Challenges abound. If the government were a Test batsman, its place would be under threat. It has not made a run for months and the old adage "class over form" is growing threadbare. There is a tendency to fatalism. Some senior figures appear to think that as modern politics is about the economy and the economy will not grow, nothing can be done. That is not good enough.

Even in very difficult circumstances, this government has pushed through the most radical education and welfare reforms in sixty years, thus tackling some of the gravest unsolved problems in post-war history. It is an article of faith among left-wing actors, pop singers and similarly silly persons that the NHS is on the point of death, murdered by those horrible Tories. They do not seem to realise first, that spending levels have been protected and second, that the latest performance figures are highly encouraging.

I was one of those who believed that the government was foolish to put the NHS on its agenda, when there was so much else going on. There were others who were always emphatic. Doing nothing was never an option, they would insist. The NHS had to change or crumble. Among the most eloquent was a special advisor, Jenny Parsons, who was never given enough credit. Side-lined for over-enthusiastic briefings, Jenny has another problem. Nicknamed "Pixie", she does indeed look as if she had just climbed down from a toadstool after an elves' parliament. But the girl made a strong case. I always phoned her up to disagree with her and ended up wondering if she might be right. Who knows? Perhaps she was.

I doubt if one in a thousand voters are aware of those social reforms - and how many voters know that as a result of the latest Budget, 24 million people are paying less tax? There is an irony. The government is often accused of being all spin and no substance, yet that is the opposite of the truth. It is not doing nearly enough to project itself.

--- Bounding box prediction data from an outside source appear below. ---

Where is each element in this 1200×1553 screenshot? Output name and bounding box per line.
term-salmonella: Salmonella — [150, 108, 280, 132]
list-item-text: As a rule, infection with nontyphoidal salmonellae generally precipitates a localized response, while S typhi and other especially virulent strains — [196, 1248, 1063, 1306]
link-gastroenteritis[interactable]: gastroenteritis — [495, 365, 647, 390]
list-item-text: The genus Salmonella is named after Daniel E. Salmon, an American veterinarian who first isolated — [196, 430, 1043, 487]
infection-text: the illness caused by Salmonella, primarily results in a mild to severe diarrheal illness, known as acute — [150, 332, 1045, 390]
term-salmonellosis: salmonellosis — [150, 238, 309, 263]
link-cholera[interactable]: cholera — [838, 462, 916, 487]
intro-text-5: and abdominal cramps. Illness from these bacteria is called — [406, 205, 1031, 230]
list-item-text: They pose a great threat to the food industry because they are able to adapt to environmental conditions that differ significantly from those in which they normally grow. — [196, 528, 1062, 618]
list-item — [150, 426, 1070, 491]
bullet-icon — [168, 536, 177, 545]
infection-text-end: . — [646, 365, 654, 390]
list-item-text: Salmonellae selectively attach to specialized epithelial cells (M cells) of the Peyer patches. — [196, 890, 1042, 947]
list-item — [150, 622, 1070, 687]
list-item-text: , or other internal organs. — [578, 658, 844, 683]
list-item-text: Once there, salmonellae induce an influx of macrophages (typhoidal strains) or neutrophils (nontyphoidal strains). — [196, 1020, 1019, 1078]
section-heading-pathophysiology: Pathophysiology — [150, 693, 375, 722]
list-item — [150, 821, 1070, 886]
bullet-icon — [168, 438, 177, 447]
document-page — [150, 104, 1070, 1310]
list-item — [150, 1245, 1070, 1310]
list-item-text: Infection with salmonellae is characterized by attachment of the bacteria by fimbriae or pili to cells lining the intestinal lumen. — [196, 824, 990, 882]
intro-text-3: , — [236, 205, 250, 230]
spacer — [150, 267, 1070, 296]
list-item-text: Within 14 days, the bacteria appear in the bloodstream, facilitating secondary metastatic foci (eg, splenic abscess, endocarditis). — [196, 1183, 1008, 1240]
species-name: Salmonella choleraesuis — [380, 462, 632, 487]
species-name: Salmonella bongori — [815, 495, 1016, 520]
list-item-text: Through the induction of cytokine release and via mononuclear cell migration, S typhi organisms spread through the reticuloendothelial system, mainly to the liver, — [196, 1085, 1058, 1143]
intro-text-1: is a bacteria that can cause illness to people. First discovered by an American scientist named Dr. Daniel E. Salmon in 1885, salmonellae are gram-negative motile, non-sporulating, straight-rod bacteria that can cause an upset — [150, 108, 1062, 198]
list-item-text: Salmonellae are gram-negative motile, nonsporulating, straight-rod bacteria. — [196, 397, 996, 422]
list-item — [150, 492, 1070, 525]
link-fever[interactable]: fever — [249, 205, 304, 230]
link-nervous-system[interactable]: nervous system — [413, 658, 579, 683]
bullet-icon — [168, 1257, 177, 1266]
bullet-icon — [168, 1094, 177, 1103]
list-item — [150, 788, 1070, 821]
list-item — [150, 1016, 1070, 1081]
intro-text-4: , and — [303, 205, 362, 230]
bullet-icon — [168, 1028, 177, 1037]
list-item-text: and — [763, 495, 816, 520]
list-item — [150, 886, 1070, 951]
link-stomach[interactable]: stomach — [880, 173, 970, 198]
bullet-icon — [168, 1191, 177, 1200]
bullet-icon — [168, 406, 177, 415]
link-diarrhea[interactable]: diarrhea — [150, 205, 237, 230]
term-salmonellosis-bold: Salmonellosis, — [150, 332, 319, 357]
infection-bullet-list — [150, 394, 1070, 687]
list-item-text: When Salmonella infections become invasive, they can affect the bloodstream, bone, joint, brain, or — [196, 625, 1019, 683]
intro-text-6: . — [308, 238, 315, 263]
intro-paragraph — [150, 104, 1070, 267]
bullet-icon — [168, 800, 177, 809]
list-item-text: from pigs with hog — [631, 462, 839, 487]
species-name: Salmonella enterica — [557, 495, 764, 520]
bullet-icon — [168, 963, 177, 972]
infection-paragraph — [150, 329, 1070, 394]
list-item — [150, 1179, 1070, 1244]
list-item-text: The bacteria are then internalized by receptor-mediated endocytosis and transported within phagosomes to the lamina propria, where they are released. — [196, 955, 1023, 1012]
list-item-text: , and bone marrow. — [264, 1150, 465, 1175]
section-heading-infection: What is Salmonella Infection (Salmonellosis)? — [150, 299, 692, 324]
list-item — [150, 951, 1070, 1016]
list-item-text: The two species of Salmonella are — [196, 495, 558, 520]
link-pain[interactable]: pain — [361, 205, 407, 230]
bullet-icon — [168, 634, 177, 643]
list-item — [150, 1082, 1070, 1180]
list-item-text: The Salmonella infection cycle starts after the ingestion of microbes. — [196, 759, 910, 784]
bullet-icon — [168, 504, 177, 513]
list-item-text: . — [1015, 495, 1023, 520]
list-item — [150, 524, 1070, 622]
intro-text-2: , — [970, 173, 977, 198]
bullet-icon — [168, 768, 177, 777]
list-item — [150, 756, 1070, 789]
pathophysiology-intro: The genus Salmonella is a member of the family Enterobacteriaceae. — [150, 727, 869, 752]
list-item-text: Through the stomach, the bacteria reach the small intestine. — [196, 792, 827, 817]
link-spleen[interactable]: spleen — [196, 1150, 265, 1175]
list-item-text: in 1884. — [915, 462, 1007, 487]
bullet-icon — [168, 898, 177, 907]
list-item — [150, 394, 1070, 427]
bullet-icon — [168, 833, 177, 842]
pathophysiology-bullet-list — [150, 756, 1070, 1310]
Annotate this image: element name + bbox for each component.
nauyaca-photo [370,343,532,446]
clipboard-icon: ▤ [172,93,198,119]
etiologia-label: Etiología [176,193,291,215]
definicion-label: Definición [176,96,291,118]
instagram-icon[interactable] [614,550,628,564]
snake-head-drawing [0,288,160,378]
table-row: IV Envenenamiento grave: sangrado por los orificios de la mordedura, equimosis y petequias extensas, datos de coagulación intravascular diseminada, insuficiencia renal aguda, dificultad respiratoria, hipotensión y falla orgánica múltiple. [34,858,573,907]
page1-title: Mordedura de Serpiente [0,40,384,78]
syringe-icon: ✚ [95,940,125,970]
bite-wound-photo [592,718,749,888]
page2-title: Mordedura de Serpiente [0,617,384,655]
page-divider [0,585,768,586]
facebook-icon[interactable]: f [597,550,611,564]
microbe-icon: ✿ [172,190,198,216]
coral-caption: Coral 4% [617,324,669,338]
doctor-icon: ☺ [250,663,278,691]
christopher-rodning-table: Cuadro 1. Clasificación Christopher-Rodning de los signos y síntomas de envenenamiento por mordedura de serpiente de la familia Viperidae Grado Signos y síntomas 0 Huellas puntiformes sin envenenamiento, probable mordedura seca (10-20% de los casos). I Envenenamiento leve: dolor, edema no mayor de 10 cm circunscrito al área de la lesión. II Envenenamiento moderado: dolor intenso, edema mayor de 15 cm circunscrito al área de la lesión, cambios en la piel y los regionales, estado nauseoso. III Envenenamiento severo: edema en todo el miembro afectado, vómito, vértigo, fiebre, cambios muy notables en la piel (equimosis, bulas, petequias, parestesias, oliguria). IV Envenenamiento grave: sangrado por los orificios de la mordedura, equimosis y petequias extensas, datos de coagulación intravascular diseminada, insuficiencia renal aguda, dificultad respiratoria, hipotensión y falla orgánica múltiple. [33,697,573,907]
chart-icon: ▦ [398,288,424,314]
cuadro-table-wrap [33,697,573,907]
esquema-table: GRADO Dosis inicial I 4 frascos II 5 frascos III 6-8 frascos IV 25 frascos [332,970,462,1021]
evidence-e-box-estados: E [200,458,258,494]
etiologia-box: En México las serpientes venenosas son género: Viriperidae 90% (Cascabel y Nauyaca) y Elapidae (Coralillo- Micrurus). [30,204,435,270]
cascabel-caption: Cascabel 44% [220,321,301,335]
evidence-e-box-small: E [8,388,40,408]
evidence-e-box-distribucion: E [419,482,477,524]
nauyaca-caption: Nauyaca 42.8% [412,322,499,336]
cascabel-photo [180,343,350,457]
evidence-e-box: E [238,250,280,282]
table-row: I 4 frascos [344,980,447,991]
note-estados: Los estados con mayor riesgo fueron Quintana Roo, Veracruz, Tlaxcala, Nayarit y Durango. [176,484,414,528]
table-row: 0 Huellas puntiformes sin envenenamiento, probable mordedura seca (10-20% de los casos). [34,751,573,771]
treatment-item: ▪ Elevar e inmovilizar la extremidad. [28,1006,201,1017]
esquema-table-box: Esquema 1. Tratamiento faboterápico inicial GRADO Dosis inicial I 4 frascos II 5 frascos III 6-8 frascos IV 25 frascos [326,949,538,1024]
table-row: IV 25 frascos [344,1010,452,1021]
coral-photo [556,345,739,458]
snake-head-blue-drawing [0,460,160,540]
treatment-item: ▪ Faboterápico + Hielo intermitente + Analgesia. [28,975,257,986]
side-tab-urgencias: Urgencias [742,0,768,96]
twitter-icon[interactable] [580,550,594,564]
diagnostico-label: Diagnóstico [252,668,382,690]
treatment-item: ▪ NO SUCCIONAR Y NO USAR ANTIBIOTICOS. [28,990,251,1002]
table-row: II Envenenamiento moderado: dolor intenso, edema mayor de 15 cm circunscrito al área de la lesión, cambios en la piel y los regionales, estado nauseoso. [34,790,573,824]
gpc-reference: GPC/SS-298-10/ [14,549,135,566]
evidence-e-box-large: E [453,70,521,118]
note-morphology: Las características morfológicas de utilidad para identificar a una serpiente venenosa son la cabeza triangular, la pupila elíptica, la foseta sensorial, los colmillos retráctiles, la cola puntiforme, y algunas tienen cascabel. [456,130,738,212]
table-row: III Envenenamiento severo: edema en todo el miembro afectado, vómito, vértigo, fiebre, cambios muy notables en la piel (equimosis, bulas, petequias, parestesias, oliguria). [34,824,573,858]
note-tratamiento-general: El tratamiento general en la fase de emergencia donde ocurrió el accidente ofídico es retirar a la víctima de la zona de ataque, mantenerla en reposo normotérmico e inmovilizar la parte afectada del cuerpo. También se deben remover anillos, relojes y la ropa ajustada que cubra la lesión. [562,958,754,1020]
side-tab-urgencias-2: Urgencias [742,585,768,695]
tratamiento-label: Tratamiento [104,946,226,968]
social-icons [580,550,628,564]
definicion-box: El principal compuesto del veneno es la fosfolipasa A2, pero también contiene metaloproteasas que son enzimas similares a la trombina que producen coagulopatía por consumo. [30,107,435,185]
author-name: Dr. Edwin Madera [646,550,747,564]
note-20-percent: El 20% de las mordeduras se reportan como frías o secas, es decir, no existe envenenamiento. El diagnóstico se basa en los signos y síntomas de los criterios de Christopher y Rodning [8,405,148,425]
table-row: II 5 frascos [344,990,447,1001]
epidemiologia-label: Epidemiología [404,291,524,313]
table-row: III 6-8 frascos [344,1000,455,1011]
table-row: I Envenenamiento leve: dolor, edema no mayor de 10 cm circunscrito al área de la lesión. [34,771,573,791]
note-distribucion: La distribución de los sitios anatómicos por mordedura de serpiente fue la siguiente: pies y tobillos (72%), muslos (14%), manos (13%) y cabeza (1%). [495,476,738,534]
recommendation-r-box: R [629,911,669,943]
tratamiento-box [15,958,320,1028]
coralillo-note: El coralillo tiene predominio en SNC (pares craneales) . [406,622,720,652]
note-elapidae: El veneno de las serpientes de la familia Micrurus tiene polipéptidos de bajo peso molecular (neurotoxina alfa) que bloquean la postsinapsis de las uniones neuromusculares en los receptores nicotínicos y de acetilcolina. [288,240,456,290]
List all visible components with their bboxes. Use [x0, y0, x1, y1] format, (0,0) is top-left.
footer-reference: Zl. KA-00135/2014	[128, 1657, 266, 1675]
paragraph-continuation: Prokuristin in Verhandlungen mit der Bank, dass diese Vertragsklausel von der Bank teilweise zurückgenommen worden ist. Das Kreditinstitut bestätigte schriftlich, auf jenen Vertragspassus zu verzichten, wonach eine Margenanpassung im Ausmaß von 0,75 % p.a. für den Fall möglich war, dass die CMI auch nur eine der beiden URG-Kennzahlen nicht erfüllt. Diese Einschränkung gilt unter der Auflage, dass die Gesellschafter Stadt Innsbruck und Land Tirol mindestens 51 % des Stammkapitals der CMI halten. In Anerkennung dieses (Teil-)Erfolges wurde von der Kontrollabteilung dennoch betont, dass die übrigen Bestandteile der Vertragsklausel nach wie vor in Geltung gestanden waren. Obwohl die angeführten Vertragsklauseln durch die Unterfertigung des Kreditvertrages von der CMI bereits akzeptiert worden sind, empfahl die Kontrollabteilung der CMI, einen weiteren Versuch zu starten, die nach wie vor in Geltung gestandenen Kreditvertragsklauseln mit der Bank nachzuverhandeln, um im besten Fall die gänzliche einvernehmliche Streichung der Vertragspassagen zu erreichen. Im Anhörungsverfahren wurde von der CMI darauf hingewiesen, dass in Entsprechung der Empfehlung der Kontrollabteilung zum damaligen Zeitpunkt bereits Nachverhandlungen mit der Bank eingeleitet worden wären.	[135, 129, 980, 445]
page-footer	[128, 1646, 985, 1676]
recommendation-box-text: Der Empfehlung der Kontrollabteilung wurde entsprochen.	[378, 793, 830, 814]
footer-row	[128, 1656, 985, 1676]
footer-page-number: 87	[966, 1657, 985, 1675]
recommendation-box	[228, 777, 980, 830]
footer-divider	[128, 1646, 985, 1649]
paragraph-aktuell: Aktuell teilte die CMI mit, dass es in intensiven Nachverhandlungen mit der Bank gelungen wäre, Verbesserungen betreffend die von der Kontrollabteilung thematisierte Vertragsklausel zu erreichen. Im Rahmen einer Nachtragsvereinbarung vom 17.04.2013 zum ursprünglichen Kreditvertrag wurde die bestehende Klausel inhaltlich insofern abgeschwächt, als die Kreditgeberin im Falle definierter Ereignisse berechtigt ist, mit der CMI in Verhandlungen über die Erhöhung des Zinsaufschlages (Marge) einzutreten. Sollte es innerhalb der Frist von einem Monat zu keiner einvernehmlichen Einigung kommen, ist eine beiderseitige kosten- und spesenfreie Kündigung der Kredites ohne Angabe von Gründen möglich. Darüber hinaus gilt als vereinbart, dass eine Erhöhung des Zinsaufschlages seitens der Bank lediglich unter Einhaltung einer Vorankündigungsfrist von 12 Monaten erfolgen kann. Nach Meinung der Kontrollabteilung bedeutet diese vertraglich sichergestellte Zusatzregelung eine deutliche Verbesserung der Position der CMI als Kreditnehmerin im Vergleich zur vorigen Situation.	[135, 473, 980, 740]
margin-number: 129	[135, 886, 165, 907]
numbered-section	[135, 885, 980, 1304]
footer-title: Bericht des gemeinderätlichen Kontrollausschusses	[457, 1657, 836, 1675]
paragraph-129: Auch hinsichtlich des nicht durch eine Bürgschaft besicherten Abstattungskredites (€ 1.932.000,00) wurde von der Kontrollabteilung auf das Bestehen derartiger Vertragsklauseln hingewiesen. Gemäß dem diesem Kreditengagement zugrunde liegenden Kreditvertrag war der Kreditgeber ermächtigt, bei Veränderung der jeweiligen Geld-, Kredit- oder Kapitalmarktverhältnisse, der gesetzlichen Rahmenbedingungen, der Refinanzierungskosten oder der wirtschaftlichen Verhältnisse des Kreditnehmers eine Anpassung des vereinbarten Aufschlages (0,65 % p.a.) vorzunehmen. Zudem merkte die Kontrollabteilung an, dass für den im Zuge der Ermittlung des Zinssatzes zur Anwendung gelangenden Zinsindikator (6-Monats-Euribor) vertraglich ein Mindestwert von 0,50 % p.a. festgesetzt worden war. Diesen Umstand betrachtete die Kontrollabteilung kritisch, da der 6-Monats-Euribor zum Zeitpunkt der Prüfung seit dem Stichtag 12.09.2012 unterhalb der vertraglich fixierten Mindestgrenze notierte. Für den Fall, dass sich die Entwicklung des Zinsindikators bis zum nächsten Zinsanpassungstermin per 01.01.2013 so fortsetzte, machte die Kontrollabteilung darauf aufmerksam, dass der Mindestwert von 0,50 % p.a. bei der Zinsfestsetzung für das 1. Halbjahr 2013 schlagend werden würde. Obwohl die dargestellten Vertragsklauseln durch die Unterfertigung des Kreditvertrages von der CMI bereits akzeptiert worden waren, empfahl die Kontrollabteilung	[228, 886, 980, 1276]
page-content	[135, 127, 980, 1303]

That might change if the Opposition were more effective. It is true that Milipede minor has been doing better lately. He has also benefited from a recrudescence of Labour tribalism. This should not surprise us. Most of the difficulties during the Brown/Blair era were not ideological. They arose because of Gordon Brown's extraordinary personality, which ensured that the government was in a state of constant turmoil. The longer that Mr Brown continues to perform his Parliamentary duties from Kirkcaldy, the better for the Labour party.

But - and this is very much but - Ed Miliband is unelectable. He is simply not prime ministerial and nothing can be done to make him seem so. The latest polls are registering an eight-and-a-half percent swing since the General Election. In mid-term, in an economic crisis, that is trivial. If Labour had a strong leader - an eight-litre Alan Johnson - British politics would be very different. Of course, if the government were to conduct itself between now and 2015 as it has since Easter, thus rendering itself unelectable, somone would have to emerge on top. In a contest between unelectables, Milipede might still turn into maxipede. In that case, Mr Cameron, all his Ministers and his entire Parliamentary party would deserve to be certified. Fear not: sanity will prevail.

Apropos of sanity, what about the Liberals' end of term assessment? As it happens, they are in a strong position, because they have no choice. They have to do what is best for them: try to make the Coaltion a success and take some of the credit. There is a theoretical alternative. They could say: "Boo-hoo-hoo: we made a terrible mistake. We should never have been friends with those horrid Tories, but we have learned our lesson". If that happened, they would certainly be taught a lesson. Instead, they must find the language of the national interest and insist that they went into coalition, against many of their own instincts, in order to protct the economy. That is not only their best hope; it is their only hope. 

Hope is a tricky commodity. As the clouds oppress our skies, there is a sense that the dramas of Britsh politics are being played on a small stage, and that great global events will disrupt the performance. In recent world history, August has often been a dramatic month. Let us hope that this one keeps a civil tongue in its head.